If you're an indie author, you likely know about Barry Eisler and Joe Konrath.
Eisler is famous (in the publishing world, anyway) for having turned down a half-million-dollar contract with St. Martin's in favor of self-publishing. Konrath is the granddaddy of self-publishing. Reading his blog, A Newbie's Guide to Publishing, from Day 1 to the present is highly recommended for anyone thinking of going indie. For such folks, hearing Eisler and Konrath chew the fat is not to be missed. And the book doesn't disappoint, so long as you go into it expecting it to be what it claims to be -- a "conversation," not a carefully structure, thesis-driven argument.

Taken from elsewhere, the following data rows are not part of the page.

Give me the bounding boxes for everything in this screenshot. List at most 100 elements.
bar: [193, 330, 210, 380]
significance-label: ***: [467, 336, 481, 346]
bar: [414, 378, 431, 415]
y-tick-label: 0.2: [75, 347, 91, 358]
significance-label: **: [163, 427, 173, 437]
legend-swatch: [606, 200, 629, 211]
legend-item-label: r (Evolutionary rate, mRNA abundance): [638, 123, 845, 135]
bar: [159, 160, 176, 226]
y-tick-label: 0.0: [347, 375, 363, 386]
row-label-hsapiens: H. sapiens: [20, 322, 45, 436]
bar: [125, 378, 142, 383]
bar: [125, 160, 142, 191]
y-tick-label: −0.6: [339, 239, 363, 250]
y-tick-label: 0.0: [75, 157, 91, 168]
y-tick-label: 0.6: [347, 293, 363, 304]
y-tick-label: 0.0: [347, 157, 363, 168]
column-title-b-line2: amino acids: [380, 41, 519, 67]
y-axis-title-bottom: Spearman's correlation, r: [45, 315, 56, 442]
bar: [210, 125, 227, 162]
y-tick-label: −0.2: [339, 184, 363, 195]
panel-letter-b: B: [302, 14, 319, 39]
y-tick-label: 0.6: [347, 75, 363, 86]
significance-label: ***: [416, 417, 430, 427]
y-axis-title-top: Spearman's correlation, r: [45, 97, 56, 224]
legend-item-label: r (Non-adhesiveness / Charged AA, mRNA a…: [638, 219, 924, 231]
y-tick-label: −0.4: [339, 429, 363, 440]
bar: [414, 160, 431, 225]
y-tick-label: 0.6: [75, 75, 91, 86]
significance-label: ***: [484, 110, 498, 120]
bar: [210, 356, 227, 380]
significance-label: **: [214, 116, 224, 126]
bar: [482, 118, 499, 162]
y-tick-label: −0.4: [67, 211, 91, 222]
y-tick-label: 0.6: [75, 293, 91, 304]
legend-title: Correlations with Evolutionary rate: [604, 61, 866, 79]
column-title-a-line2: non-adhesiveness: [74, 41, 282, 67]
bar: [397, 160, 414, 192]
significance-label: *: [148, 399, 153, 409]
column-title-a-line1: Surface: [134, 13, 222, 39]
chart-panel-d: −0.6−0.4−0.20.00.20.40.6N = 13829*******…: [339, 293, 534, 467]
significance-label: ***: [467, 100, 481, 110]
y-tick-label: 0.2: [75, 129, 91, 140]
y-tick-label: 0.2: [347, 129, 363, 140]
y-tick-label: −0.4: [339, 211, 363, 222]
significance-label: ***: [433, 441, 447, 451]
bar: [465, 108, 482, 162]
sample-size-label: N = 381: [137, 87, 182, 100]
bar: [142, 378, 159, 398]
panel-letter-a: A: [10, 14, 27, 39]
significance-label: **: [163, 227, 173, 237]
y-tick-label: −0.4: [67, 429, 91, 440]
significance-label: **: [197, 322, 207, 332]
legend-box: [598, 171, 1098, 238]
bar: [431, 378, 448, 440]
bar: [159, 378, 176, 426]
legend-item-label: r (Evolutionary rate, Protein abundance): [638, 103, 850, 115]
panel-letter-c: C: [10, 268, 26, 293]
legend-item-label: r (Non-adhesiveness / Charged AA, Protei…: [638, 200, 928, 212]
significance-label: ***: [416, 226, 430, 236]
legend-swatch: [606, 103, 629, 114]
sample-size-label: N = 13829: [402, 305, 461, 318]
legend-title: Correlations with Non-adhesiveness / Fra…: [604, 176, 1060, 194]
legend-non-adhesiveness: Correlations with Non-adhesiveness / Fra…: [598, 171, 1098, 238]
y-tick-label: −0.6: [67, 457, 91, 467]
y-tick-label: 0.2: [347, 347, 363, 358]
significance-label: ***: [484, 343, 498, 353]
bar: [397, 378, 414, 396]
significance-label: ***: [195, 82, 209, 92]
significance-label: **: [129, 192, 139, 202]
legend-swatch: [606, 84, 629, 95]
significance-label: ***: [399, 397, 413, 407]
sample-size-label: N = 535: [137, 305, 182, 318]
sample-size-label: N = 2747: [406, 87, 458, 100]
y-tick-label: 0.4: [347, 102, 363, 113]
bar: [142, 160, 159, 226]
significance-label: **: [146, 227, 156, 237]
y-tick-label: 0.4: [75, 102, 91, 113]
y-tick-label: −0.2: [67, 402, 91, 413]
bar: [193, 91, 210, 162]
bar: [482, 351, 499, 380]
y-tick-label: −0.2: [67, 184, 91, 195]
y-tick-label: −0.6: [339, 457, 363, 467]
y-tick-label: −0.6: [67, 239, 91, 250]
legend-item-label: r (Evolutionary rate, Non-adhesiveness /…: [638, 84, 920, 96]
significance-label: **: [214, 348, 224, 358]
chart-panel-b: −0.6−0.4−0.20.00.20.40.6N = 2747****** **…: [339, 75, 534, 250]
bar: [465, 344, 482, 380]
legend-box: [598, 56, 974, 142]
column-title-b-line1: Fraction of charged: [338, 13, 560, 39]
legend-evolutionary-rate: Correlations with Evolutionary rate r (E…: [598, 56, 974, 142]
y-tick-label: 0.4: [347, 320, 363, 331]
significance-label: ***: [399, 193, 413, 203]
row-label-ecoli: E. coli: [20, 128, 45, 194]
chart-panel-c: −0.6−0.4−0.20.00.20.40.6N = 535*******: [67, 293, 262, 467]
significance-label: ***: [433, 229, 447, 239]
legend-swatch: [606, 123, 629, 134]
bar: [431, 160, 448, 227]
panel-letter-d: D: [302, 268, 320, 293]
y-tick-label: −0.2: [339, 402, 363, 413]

The book is a compilation of three conversations Eisler and Konrath carried on electronically using Google Docs. Each conversation covers wide ground. In general, the first treats the traditional-publishing vs. self-publishing issue broadly; the second takes on various counterarguments generated by the first; and the third focuses largely on Eisler's decision to publish a book with Thomas & Mercer, Amazon's thriller/mystery imprint.
Each conversation is interesting and enjoyable in its own right. Rather than trying to cover everything, I'll just mention a couple items I found particularly arresting.
The authors explain that although traditional publishers' contracts commonly offer authors a 25% royalty on ebooks, what the author actually gets is 14.9% of the retail price, after Amazon and the author's agent take their cut. In contrast, the publisher gets 52.5% after Amazon's cut. Why, Eisler and Konrath wonder, should the publisher get such a big cut when the cost of producing, shipping, and storing ebooks is so much lower? (Kindle Loc 155) In the end, it's not an attractive model for authors. "As bookstores close and digital readers proliferate," Eisler remarks later, "more and more authors will decide that what legacy publishers take from them in digital sales isn't worth what legacy publishers earn for them in paper sales" (Kindle Loc 712). (Incidentally, the term "legacy publisher" is Eisler's coinage, and Be the Monkey explains what it means [Kindle Loc 1585].)
Eisler and Konrath do a lot this sort of thing in the book -- rebutting counterarguments and tracking down fallacies. They're terrific at finding the problems in others' reasoning. For instance, a $500K advance sounds like a lot, but digital is forever, whereas many print books only get a few years on the shelves, then fall out of print. What if your ebook sells well for thirty years, and you make a 70% royalty on every sale? Does $500K sound like so much, in comparison? And why is it that the New York Times bestseller list didn't, at the time of their conversation, include indie books? And why do people think that piracy cuts into sales so much, as though every person who pirated a book would buy that same book if she weren't able to pirate it, rather than just stealing something else? Basically, the pro-traditional-publishing crowd puts a lot of waist-high fastballs over the center of the plate, and Eisler and Konrath have a great time stepping up for BP.
I'll mention one other point: Eisler and Konrath devote some time to the idea of agents becoming "estributors" (Kindle location 1880). There's a market, they point out, for someone who will charge a smallish percentage of a book's profits -- say, 15% -- in order to take care of editing, formatting, cover design, uploading, and so forth. And fielding those offers for film rights, right? For what it's worth, I think they're right, and I bet their prediction of how agents' roles will change is on target. Unlike the big publishing houses, agents aren't weighed down with the vast apparatus of paper-book production. Those who are flexible and far-sighted can adapt to an increasingly indie publishing world.
I have just one bone to pick with Eisler and Konrath. The two of them clearly have a great rapport, and they're really funny. But the book's title, Be the Monkey, actually strikes me as misleading.
The title's drawn from a series of YouTube videos that show monkeys knowing frogs in the biblical sense, which Eisler and Konrath find hilarious. Now, my sense of humor is, I believe, every bit as sophomoric as these guys', so I don't object to the frog-molestation jokes on moral grounds. But Eisler and Konrath's point (if someone has to be the frog and someone has to be the monkey, make damn sure you're the monkey) doesn't get at the genius of the indie-publishing movement, which is that no one has to be the frog, and no one has to be the monkey. Indie publishing is a win-win for readers and authors: readers pay less while authors make more and have greater control.
Admittedly, it's not a win for the big publishing houses, but as Eisler and Konrath point out, those companies are actively monkeying it up by overpricing ebooks to support the flagging paper market. That means they probably don't deserve to win.
This unsolicited review has been cross-posted, in edited form, from The Active Voice. I did not receive a free copy of this book.